The over-use of colours is demonstrated further in this next example. In this bar graph the different colours add no value and actually make it harder to interpret the graph, since the colours infer meaning. Whereas a single colour helps the reader compare the differences. Black can be a little oppressive for this style of graph so use a lighter colour.
When displaying more than one variable on a graph a range of different colours are needed. Its important to select a good colour palette. This needs to have a range of distinct colours making sure no one colour is more dominant.
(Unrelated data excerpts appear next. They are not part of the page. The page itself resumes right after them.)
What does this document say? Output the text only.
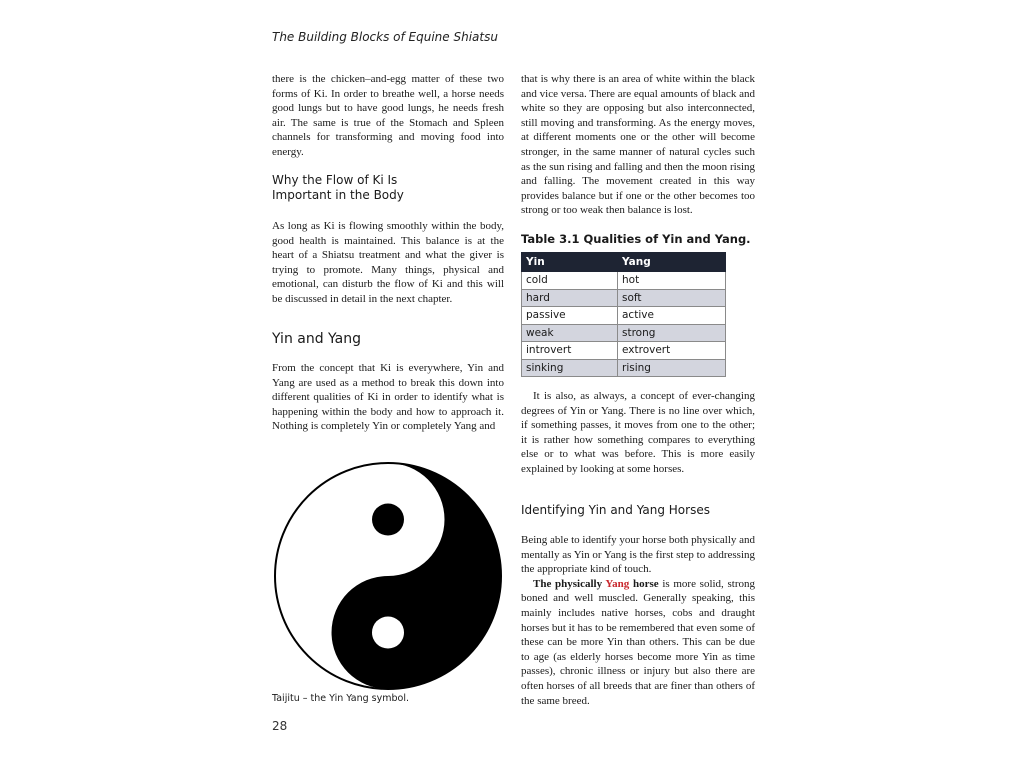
The Building Blocks of Equine Shiatsu

there is the chicken–and-egg matter of these two forms of Ki. In order to breathe well, a horse needs good lungs but to have good lungs, he needs fresh air. The same is true of the Stomach and Spleen channels for transforming and moving food into energy.

Why the Flow of Ki Is
Important in the Body

As long as Ki is flowing smoothly within the body, good health is maintained. This balance is at the heart of a Shiatsu treatment and what the giver is trying to promote. Many things, physical and emotional, can disturb the flow of Ki and this will be discussed in detail in the next chapter.

Yin and Yang

From the concept that Ki is everywhere, Yin and Yang are used as a method to break this down into different qualities of Ki in order to identify what is happening within the body and how to approach it. Nothing is completely Yin or completely Yang and

Taijitu – the Yin Yang symbol.
28

that is why there is an area of white within the black and vice versa. There are equal amounts of black and white so they are opposing but also interconnected, still moving and transforming. As the energy moves, at different moments one or the other will become stronger, in the same manner of natural cycles such as the sun rising and falling and then the moon rising and falling. The movement created in this way provides balance but if one or the other becomes too strong or too weak then balance is lost.

Table 3.1 Qualities of Yin and Yang.
Yin	Yang
cold	hot
hard	soft
passive	active
weak	strong
introvert	extrovert
sinking	rising

It is also, as always, a concept of ever-changing degrees of Yin or Yang. There is no line over which, if something passes, it moves from one to the other; it is rather how something compares to everything else or to what was before. This is more easily explained by looking at some horses.

Identifying Yin and Yang Horses

Being able to identify your horse both physically and mentally as Yin or Yang is the first step to addressing the appropriate kind of touch.

The physically Yang horse is more solid, strong boned and well muscled. Generally speaking, this mainly includes native horses, cobs and draught horses but it has to be remembered that even some of these can be more Yin than others. This can be due to age (as elderly horses become more Yin as time passes), chronic illness or injury but also there are often horses of all breeds that are finer than others of the same breed.
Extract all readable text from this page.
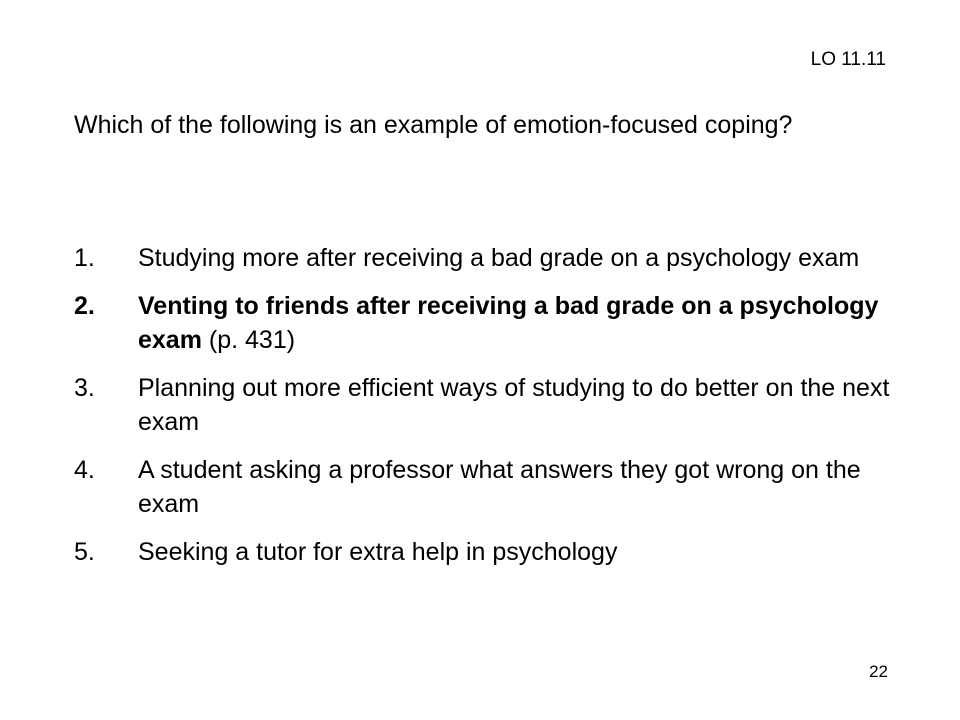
LO 11.11
Which of the following is an example of emotion-focused coping?
1. Studying more after receiving a bad grade on a psychology exam
2. Venting to friends after receiving a bad grade on a psychology exam (p. 431)
3. Planning out more efficient ways of studying to do better on the next exam
4. A student asking a professor what answers they got wrong on the exam
5. Seeking a tutor for extra help in psychology
22
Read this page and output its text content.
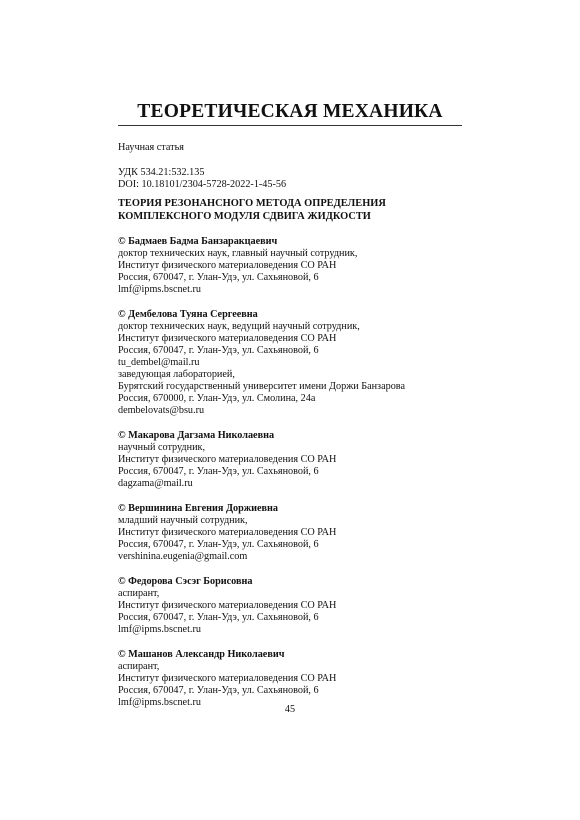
ТЕОРЕТИЧЕСКАЯ МЕХАНИКА
Научная статья
УДК 534.21:532.135
DOI: 10.18101/2304-5728-2022-1-45-56
ТЕОРИЯ РЕЗОНАНСНОГО МЕТОДА ОПРЕДЕЛЕНИЯ
КОМПЛЕКСНОГО МОДУЛЯ СДВИГА ЖИДКОСТИ
© Бадмаев Бадма Банзаракцаевич
доктор технических наук, главный научный сотрудник,
Институт физического материаловедения СО РАН
Россия, 670047, г. Улан-Удэ, ул. Сахьяновой, 6
lmf@ipms.bscnet.ru
© Дембелова Туяна Сергеевна
доктор технических наук, ведущий научный сотрудник,
Институт физического материаловедения СО РАН
Россия, 670047, г. Улан-Удэ, ул. Сахьяновой, 6
tu_dembel@mail.ru
заведующая лабораторией,
Бурятский государственный университет имени Доржи Банзарова
Россия, 670000, г. Улан-Удэ, ул. Смолина, 24а
dembelovats@bsu.ru
© Макарова Дагзама Николаевна
научный сотрудник,
Институт физического материаловедения СО РАН
Россия, 670047, г. Улан-Удэ, ул. Сахьяновой, 6
dagzama@mail.ru
© Вершинина Евгения Доржиевна
младший научный сотрудник,
Институт физического материаловедения СО РАН
Россия, 670047, г. Улан-Удэ, ул. Сахьяновой, 6
vershinina.eugenia@gmail.com
© Федорова Сэсэг Борисовна
аспирант,
Институт физического материаловедения СО РАН
Россия, 670047, г. Улан-Удэ, ул. Сахьяновой, 6
lmf@ipms.bscnet.ru
© Машанов Александр Николаевич
аспирант,
Институт физического материаловедения СО РАН
Россия, 670047, г. Улан-Удэ, ул. Сахьяновой, 6
lmf@ipms.bscnet.ru
45
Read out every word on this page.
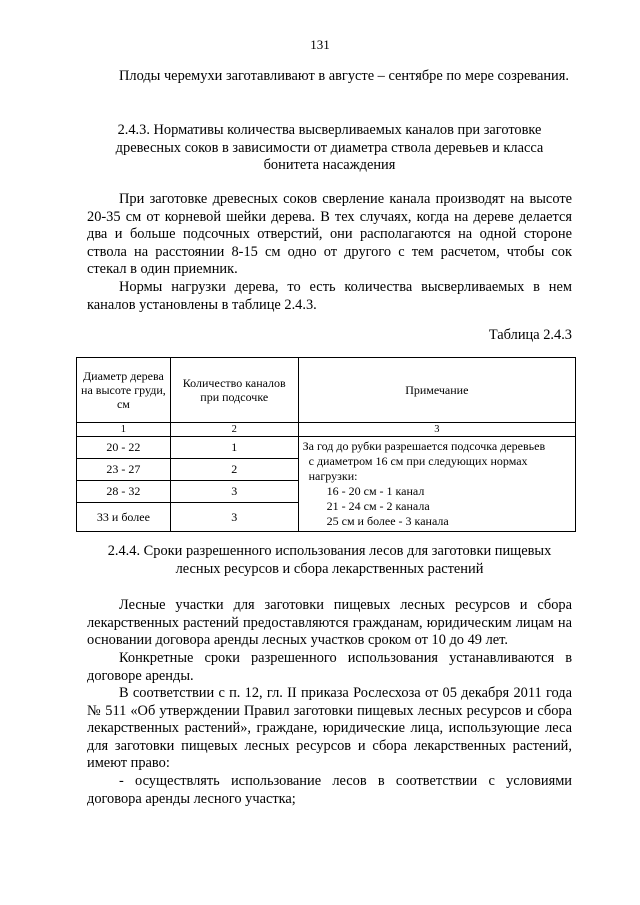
131

Плоды черемухи заготавливают в августе – сентябре по мере созревания.

2.4.3. Нормативы количества высверливаемых каналов при заготовке древесных соков в зависимости от диаметра ствола деревьев и класса бонитета насаждения

При заготовке древесных соков сверление канала производят на высоте 20-35 см от корневой шейки дерева. В тех случаях, когда на дереве делается два и больше подсочных отверстий, они располагаются на одной стороне ствола на расстоянии 8-15 см одно от другого с тем расчетом, чтобы сок стекал в один приемник.

Нормы нагрузки дерева, то есть количества высверливаемых в нем каналов установлены в таблице 2.4.3.

Таблица 2.4.3
Диаметр дерева на высоте груди, см	Количество каналов при подсочке	Примечание
1	2	3
20 - 22	1	За год до рубки разрешается подсочка деревьев
с диаметром 16 см при следующих нормах нагрузки:
16 - 20 см - 1 канал
21 - 24 см - 2 канала
25 см и более - 3 канала

23 - 27	2	
28 - 32	3	
33 и более	3	

2.4.4. Сроки разрешенного использования лесов для заготовки пищевых лесных ресурсов и сбора лекарственных растений

Лесные участки для заготовки пищевых лесных ресурсов и сбора лекарственных растений предоставляются гражданам, юридическим лицам на основании договора аренды лесных участков сроком от 10 до 49 лет.

Конкретные сроки разрешенного использования устанавливаются в договоре аренды.

В соответствии с п. 12, гл. II приказа Рослесхоза от 05 декабря 2011 года № 511 «Об утверждении Правил заготовки пищевых лесных ресурсов и сбора лекарственных растений», граждане, юридические лица, использующие леса для заготовки пищевых лесных ресурсов и сбора лекарственных растений, имеют право:

- осуществлять использование лесов в соответствии с условиями договора аренды лесного участка;
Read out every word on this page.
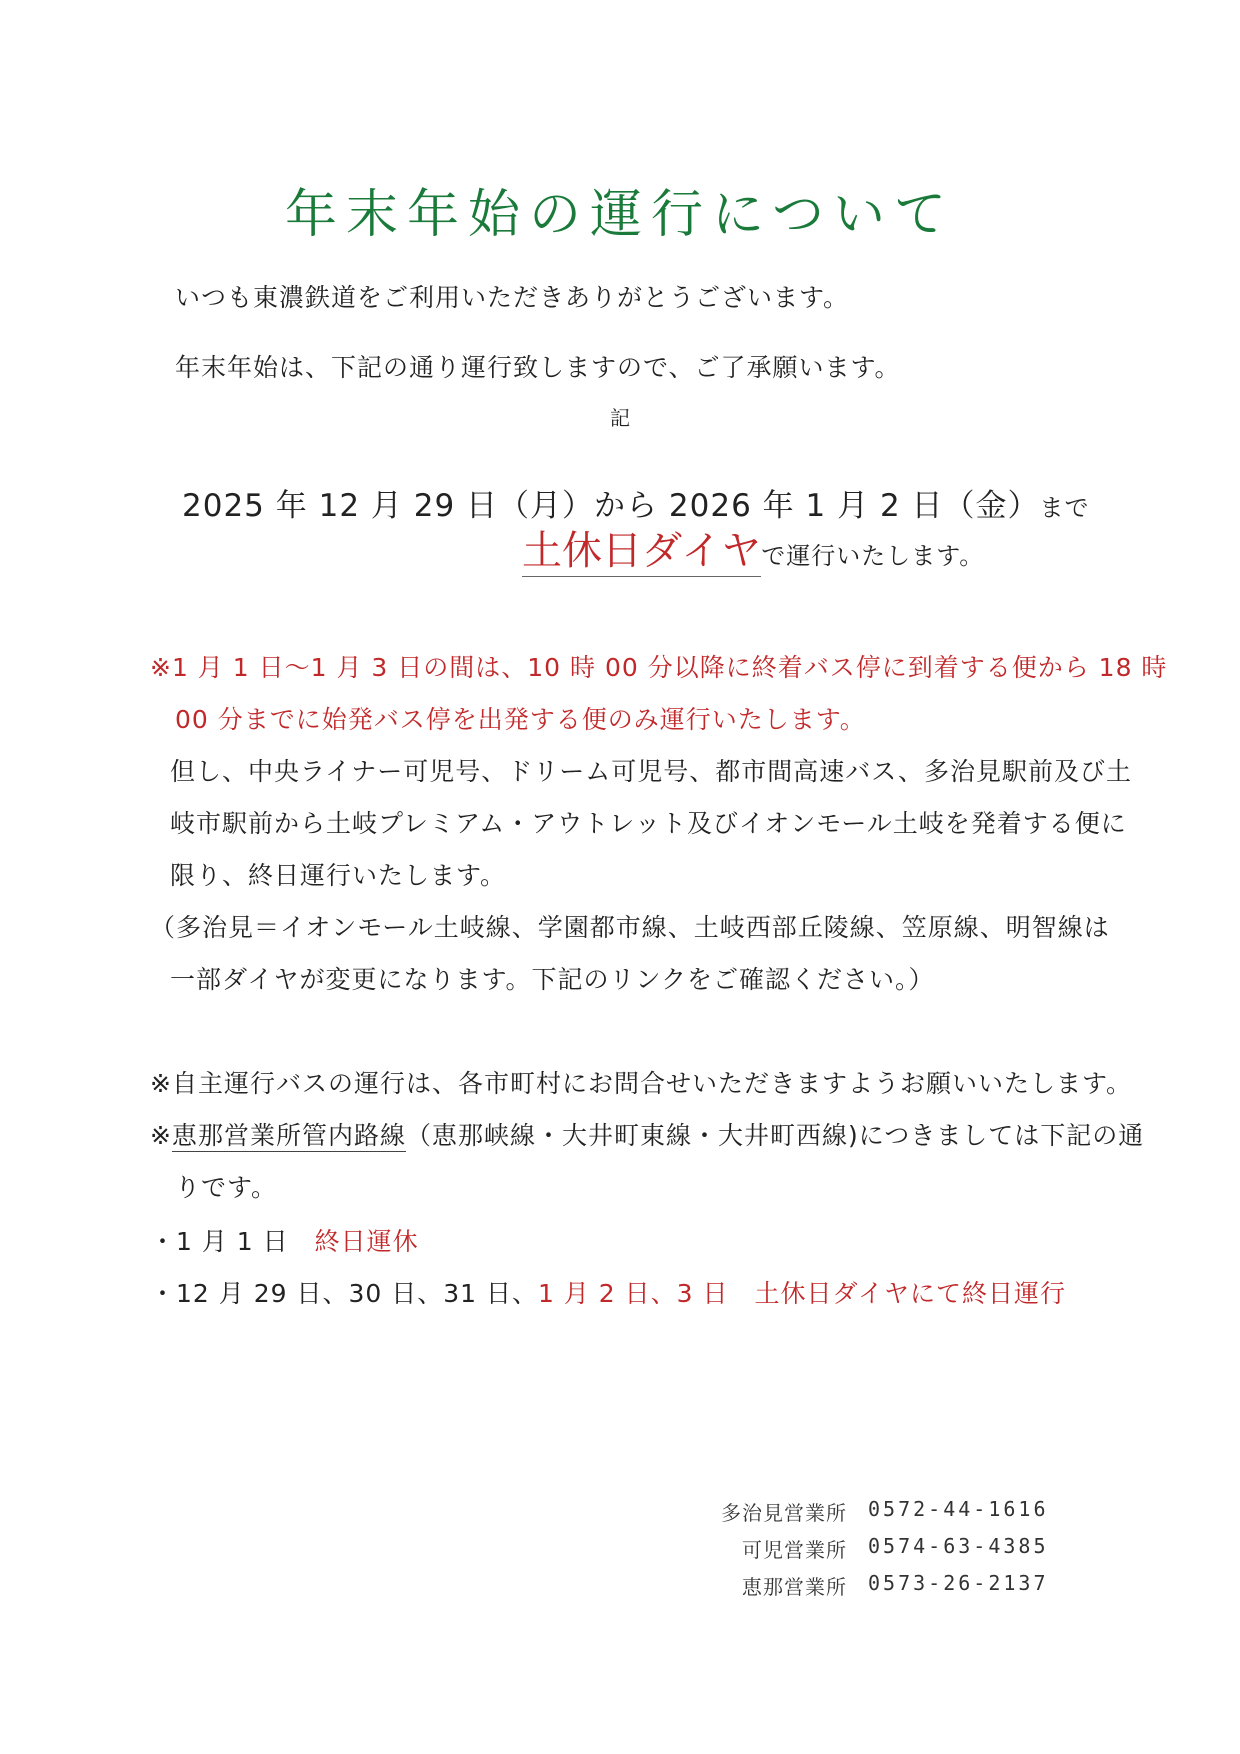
年末年始の運行について
いつも東濃鉄道をご利用いただきありがとうございます。
年末年始は、下記の通り運行致しますので、ご了承願います。
記
2025 年 12 月 29 日（月）から 2026 年 1 月 2 日（金）まで
土休日ダイヤで運行いたします。
※1 月 1 日～1 月 3 日の間は、10 時 00 分以降に終着バス停に到着する便から 18 時
00 分までに始発バス停を出発する便のみ運行いたします。
但し、中央ライナー可児号、ドリーム可児号、都市間高速バス、多治見駅前及び土
岐市駅前から土岐プレミアム・アウトレット及びイオンモール土岐を発着する便に
限り、終日運行いたします。
（多治見＝イオンモール土岐線、学園都市線、土岐西部丘陵線、笠原線、明智線は
一部ダイヤが変更になります。下記のリンクをご確認ください。）
※自主運行バスの運行は、各市町村にお問合せいただきますようお願いいたします。
※恵那営業所管内路線（恵那峡線・大井町東線・大井町西線)につきましては下記の通
りです。
・1 月 1 日　終日運休
・12 月 29 日、30 日、31 日、1 月 2 日、3 日　土休日ダイヤにて終日運行
多治見営業所 0572-44-1616
可児営業所 0574-63-4385
恵那営業所 0573-26-2137
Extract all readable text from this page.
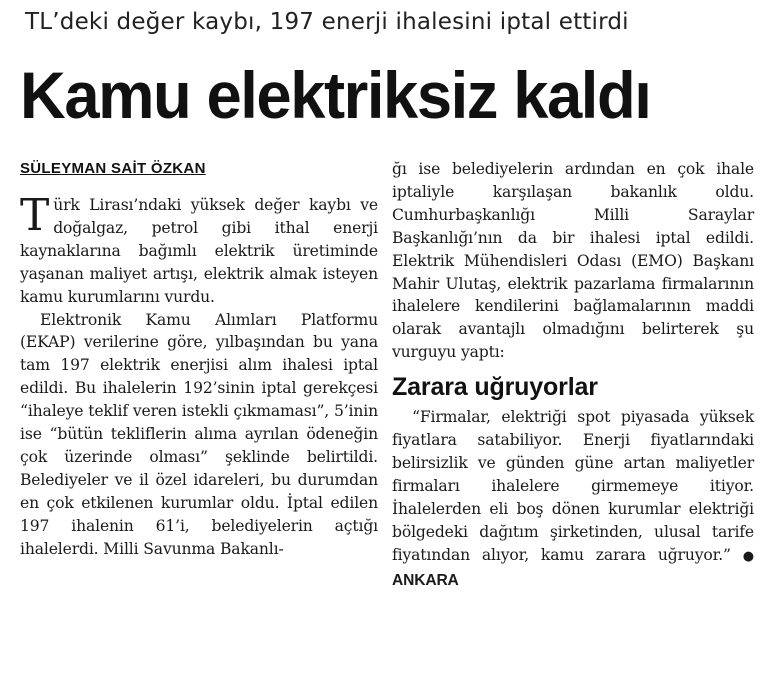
TL’deki değer kaybı, 197 enerji ihalesini iptal ettirdi
Kamu elektriksiz kaldı
SÜLEYMAN SAİT ÖZKAN

Türk Lirası’ndaki yüksek değer kaybı ve doğalgaz, petrol gibi ithal enerji kaynaklarına bağımlı elektrik üretiminde yaşanan maliyet artışı, elektrik almak isteyen kamu kurumlarını vurdu.

Elektronik Kamu Alımları Platformu (EKAP) verilerine göre, yılbaşından bu yana tam 197 elektrik enerjisi alım ihalesi iptal edildi. Bu ihalelerin 192’sinin iptal gerekçesi “ihaleye teklif veren istekli çıkmaması”, 5’inin ise “bütün tekliflerin alıma ayrılan ödeneğin çok üzerinde olması” şeklinde belirtildi. Belediyeler ve il özel idareleri, bu durumdan en çok etkilenen kurumlar oldu. İptal edilen 197 ihalenin 61’i, belediyelerin açtığı ihalelerdi. Milli Savunma Bakanlı-

ğı ise belediyelerin ardından en çok ihale iptaliyle karşılaşan bakanlık oldu. Cumhurbaşkanlığı Milli Saraylar Başkanlığı’nın da bir ihalesi iptal edildi. Elektrik Mühendisleri Odası (EMO) Başkanı Mahir Ulutaş, elektrik pazarlama firmalarının ihalelere kendilerini bağlamalarının maddi olarak avantajlı olmadığını belirterek şu vurguyu yaptı:

Zarara uğruyorlar

“Firmalar, elektriği spot piyasada yüksek fiyatlara satabiliyor. Enerji fiyatlarındaki belirsizlik ve günden güne artan maliyetler firmaları ihalelere girmemeye itiyor. İhalelerden eli boş dönen kurumlar elektriği bölgedeki dağıtım şirketinden, ulusal tarife fiyatından alıyor, kamu zarara uğruyor.” ● ANKARA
Using different shades of one colour has become quite common lately, as shown in this next example. It can be hard to identify which variable is which on these graphs. Viewing the same graph with a good colour palette is much easier.
How many times have you seen poorly scaled graphs that obfuscate the data? Here are a few examples of poorly scaled graphs with potential alternatives.
In this first example the graph has been set to the instrument scale. The spikes up to 1,000 NTU aren’t adding any value. A simple re-scale shows the data, without losing any important detail.
This next example shows three variables on one graph. Using a second Y-axis helps with the scaling but the detail of the filtered turbidity variable is not seen. Using a logarithmic scale shows all three variables clearly.
This final example has four variables on one graph and its hard to set a scale or scales to cover all four variables. One option is to use the logarithmic scale again. An alternative is to break this down in to four small graphs.
Data in water and wastewater treatment is usually in a time series format and the default go-to graph type is an XY plot with time on the X axis (note line graphs can be used but only if there are regular time intervals). This is an effective graph type for showing events but it’s not great for summarising performance for the time period, particularly if we want to display more then one process variable on the graph.
This next example is an XY graph of treatment plant performance. It shows treated water turbidity, chlorine residual and pH for the month of January. The readers eyes and brain have to do a lot of work to evaluate performance for each variable with this graph type.
An alternative is to use box plots. These provide a visual statistical summary of performance for a variable and allow the addition of low and/or high limits. It’s much quicker for the reader to assimilate the data in this format. This style of graph is particularly good if you are reporting on the performance of multiple plants.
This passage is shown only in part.